Rozprawa o władzy

 

Mój faworyt z martwych stołków barowych Siekierezady- Jan Zubow w czasie, kiedy pracował na to miano, a był jeszcze żywy poddał analizie rodzaje władzy, którą władamy, bądź, która włada nami.  W zimowy wieczór, który zagnał wszelakie stworzenie w ciepłe ściany Siekierezady siedzieliśmy przy jednej, świerkowej ławie, na której pełgał płomień trzech świec, wieś została pozbawiona przez wicher energii elektrycznej i kiedy brakuje tej sieci przepływu energii, człowiek od razu czuje się bardziej wolny na umyśle i ciele. Taki stan owładnął nami. Po lewicy Zubowa siedział wierny apostoł Jego – Michał Drwal, który chłonął idee swego mistrza, a później po odejściu w krainę cieni tłumaczył je prostym językiem pospólstwu w bieszczadzkich knajpach, naprzeciw nich spoczywał Tadek i Karol. Ja stałem za barem, bo jestem zawodowiec i nie spoufalam się z klientami (no chyba, że po ich śmierci). Z całego tego szacownego grona dzisiaj wśród żywych jestem ja i Michał. Tamtych trzech zamiótł już czas pod dywan ciśniańskiej ziemi.

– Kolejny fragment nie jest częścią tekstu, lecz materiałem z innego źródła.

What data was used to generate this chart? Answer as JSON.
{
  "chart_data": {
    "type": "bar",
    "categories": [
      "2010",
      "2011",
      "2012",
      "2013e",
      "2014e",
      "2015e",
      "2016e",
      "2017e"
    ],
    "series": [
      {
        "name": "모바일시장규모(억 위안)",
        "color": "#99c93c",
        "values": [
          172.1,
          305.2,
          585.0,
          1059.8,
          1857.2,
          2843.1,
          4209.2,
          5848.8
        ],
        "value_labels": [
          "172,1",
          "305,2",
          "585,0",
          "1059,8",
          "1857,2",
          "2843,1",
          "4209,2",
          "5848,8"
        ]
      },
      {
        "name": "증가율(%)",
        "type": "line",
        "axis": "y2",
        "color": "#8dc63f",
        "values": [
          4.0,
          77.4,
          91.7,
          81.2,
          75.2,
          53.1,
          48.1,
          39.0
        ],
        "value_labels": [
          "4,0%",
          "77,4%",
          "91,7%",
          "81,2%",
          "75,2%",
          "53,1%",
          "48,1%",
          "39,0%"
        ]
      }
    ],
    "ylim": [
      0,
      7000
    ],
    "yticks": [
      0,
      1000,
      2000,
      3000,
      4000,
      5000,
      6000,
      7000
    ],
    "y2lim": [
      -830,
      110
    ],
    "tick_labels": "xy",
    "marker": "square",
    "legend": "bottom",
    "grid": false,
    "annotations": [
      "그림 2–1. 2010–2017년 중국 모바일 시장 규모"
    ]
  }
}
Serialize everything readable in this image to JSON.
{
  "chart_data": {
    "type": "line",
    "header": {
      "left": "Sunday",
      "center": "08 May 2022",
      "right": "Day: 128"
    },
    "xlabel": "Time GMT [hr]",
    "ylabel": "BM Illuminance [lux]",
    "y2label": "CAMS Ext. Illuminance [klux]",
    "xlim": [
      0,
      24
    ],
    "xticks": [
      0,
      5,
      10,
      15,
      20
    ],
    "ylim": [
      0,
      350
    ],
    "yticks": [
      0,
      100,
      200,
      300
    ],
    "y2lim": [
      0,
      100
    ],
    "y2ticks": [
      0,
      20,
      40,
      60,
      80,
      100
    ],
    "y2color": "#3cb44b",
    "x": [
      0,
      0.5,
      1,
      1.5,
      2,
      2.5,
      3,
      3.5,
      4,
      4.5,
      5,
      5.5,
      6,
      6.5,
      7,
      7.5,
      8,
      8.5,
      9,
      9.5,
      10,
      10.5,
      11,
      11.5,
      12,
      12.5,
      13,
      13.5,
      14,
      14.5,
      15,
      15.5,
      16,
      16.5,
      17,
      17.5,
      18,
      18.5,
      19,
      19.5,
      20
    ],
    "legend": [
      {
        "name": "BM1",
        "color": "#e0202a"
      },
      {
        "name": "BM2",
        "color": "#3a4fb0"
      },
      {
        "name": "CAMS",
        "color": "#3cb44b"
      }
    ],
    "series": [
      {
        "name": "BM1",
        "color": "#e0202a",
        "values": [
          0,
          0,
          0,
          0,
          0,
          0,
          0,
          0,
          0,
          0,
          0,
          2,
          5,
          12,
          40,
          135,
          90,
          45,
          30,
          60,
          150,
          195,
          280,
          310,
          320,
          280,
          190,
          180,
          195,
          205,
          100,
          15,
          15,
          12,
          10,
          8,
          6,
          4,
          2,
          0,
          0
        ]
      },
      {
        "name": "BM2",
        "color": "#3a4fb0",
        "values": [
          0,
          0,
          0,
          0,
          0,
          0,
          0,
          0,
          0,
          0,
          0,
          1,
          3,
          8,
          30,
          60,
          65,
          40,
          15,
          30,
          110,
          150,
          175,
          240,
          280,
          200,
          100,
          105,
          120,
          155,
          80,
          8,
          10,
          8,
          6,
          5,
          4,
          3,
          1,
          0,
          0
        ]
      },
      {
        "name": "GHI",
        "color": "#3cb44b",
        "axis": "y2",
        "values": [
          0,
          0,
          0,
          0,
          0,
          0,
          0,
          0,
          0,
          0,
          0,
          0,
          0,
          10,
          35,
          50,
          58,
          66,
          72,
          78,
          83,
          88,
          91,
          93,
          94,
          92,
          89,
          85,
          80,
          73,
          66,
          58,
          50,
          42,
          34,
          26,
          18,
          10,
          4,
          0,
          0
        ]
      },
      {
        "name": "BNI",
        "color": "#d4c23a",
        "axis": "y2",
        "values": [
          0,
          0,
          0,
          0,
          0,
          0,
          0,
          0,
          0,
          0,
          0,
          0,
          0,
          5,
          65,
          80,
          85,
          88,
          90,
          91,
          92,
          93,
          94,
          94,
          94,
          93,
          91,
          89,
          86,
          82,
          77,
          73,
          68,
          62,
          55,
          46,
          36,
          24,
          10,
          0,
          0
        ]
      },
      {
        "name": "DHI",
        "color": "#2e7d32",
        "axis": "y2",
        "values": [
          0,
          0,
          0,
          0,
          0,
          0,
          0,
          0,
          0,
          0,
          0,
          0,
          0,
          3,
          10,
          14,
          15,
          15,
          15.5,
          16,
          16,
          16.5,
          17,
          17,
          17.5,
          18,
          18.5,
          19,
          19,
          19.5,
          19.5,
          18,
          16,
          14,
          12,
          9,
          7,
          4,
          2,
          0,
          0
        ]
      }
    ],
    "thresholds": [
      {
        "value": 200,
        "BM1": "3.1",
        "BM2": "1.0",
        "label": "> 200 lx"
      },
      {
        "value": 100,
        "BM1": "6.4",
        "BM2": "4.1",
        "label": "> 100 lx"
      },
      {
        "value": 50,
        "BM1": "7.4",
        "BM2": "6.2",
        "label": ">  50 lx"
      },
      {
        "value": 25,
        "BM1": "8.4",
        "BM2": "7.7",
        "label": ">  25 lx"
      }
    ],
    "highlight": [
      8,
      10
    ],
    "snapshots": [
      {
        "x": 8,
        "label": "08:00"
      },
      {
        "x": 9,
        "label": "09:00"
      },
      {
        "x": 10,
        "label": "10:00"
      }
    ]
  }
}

Najważniejszy z umarłych, a wtedy najważniejszy z żywych przerwał zadumę milczenia:

-Słuchajcie, pijemy dzisiaj wódkę i ona ma nad nami władzę, jest władcą absolutnym i nie ma na to rady, ale ogólnie rzecz biorąc władzę wszelaką można podzielić na trzy grupy: świecką, kościelną i seksualną. Ta pierwsza jest najsłabsza: wójtowie, starości, prezydenci, królowie zarządzają padołem ziemskim wbijając się w odzienie buty i pychy, ale szybko poznają i nad swymi garbami pięść potężnej władzy – kościelnej. Ta zaś potrafi giąć karki nawet najbardziej niepokornym, bo nie ma z nią polemiki, bo konstytucja praw kościołów nie leży w gminnej bibliotece tylko w niedosięgłym niebie i polemika z tymi kodeksami jest niemożliwa, bo kapłan natychmiast mówi:

-Bóg wie, co czyni.

A jak trafi się, jaki Ateusz, czy Perseusz z kłopotliwym zapytaniem to kapłan mawia:

-Pójdziesz do nieba to się dowiesz.

Jest to odwracanie kota ogonem, a w domu bożym nazywa się dogmatycznym myśleniem. Ale nad tym wszystkim rozciąga się najpotężniejsza władza – seksualna, bo ta przenika wszystkie pozostałe i jest nieprzewidywalna, tworzą się skomplikowane powiązania ciał z ciałami i łóżko staje się gabinetem władzy świeckiej i konfesjonałem władzy duchowej.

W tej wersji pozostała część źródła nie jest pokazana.